There’s been an uproar since he uttered the words, and there are calls for him to resign – one news channel poll said more than 80% of viewers believe he should. An online petition calling for his resignation has been started. Italian Prime Minister Enrico Letta said the talk is “unacceptable beyond any limit.”
It is the latest in a string of racial slurs and insults directed at Kyenge, a Congolese-born member of the Democratic Party. She assumed her integration minister post last April in the country’s coalition government.
Calderoli, a member of the anti-immigration Northern League party, made the remarks this weekend at a political rally.
“I love animals – bears and wolves, as everyone knows – but when I see the pictures of Kyenge, I cannot but think of, even if I’m not saying she is one, the features of an orangutan,” he was quoted as saying.
“If I’ve offended her,” Calderoli said after his remarks were publicized, “I apologize.”
“It was a joke, a comment in a joking way. There was nothing particularly against her. It was just my impression. … It is all very well that she be a minister, but in her own country. Given that this government needs to govern Italy, I hope that it is done by Italians,” he said.
Kyenge responded diplomatically, saying Calderoli “does not need to ask forgiveness to me, but he should rather reflect on the political and institutional role that he carries. It is on this that he needs to make a profound reflection also to then apologize.
“Also, he must go beyond putting everything on a personal level. I think the time has come for us to study the problem of communication,” she said.
Kyenge moved to Italy in the 1980s to study medicine. She became an Italian citizen and is an ophthalmologist in Modena. Her ascent to a top position reflects the success of immigrants but also has fanned the flames of nativism.
She received death threats before visiting an area where the Northern League is powerful, and the reports of slurs have emerged persistently.
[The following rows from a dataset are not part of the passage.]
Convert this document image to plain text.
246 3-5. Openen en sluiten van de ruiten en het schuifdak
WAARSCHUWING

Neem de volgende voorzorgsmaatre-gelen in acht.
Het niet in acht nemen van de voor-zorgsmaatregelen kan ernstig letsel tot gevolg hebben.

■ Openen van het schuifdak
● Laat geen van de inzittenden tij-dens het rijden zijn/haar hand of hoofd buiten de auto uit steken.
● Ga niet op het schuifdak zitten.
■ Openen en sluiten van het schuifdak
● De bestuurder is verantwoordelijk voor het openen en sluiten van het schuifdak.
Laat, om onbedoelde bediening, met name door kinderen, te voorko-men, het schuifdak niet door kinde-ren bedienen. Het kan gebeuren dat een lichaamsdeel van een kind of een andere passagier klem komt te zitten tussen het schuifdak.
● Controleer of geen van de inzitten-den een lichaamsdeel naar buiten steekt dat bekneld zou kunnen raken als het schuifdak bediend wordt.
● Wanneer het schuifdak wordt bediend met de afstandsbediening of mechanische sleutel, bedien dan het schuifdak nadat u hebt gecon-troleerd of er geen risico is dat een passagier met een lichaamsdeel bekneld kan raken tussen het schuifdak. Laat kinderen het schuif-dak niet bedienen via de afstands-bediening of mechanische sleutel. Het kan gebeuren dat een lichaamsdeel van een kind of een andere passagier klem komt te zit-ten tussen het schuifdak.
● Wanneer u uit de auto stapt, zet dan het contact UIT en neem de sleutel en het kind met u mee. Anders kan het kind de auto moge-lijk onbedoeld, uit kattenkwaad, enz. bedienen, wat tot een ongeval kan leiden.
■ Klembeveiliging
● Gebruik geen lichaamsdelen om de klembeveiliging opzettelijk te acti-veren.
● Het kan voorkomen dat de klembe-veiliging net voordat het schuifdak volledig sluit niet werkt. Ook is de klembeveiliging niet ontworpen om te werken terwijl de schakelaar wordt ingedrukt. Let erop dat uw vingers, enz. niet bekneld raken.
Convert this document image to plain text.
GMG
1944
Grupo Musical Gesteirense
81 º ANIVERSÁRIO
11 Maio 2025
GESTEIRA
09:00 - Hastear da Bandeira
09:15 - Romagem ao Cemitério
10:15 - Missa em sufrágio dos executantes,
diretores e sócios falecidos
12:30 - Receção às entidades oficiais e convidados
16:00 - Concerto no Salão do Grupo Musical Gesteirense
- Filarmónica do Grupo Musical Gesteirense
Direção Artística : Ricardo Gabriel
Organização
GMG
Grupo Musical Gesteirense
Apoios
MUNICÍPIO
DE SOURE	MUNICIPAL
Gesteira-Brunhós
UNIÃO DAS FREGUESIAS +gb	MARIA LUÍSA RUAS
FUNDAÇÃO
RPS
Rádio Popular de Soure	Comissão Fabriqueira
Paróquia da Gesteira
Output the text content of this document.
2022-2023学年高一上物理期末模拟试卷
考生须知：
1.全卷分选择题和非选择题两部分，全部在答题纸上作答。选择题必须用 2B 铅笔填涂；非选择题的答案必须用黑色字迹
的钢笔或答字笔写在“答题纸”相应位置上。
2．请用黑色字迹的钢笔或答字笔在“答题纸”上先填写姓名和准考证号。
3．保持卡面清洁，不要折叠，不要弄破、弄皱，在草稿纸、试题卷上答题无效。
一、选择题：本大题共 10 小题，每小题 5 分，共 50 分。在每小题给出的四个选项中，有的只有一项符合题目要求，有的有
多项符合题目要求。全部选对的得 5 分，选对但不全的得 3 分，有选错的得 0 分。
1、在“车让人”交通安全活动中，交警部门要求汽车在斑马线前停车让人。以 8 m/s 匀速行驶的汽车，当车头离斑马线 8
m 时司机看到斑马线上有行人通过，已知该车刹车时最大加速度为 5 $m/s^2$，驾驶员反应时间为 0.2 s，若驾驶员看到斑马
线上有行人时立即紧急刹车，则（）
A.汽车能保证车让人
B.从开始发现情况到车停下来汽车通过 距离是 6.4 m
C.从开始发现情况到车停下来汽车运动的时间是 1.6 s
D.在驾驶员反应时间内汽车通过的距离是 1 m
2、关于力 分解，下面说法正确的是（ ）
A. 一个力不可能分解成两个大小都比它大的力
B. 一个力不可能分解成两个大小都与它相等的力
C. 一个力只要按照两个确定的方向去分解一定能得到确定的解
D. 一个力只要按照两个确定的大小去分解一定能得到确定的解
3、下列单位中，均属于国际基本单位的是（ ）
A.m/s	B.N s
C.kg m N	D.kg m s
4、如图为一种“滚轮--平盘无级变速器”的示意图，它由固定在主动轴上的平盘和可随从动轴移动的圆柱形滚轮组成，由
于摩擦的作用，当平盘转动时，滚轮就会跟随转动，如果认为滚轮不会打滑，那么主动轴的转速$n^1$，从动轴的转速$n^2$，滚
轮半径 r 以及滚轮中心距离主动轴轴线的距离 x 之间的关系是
A local politician recently said on Facebook that Kyenge should be raped so she can understand the pain felt by victims of crime, which some politicians blame on immigrants.
She’s been called a “Congolese monkey,” “Zulu” and “the black anti-Italian.” One Northern League official said “she seems like a great housekeeper,” but “not a government minister.”
Letta, who called the episode “shameful” and “intolerable,” made an appeal to Northern League leader Roberto Maroni to “close this chapter right away.”
If he doesn’t, “we will enter a logic of complete confrontation which I don’t believe he needs, no one needs it,” Letta said. “Neither does the country need it.”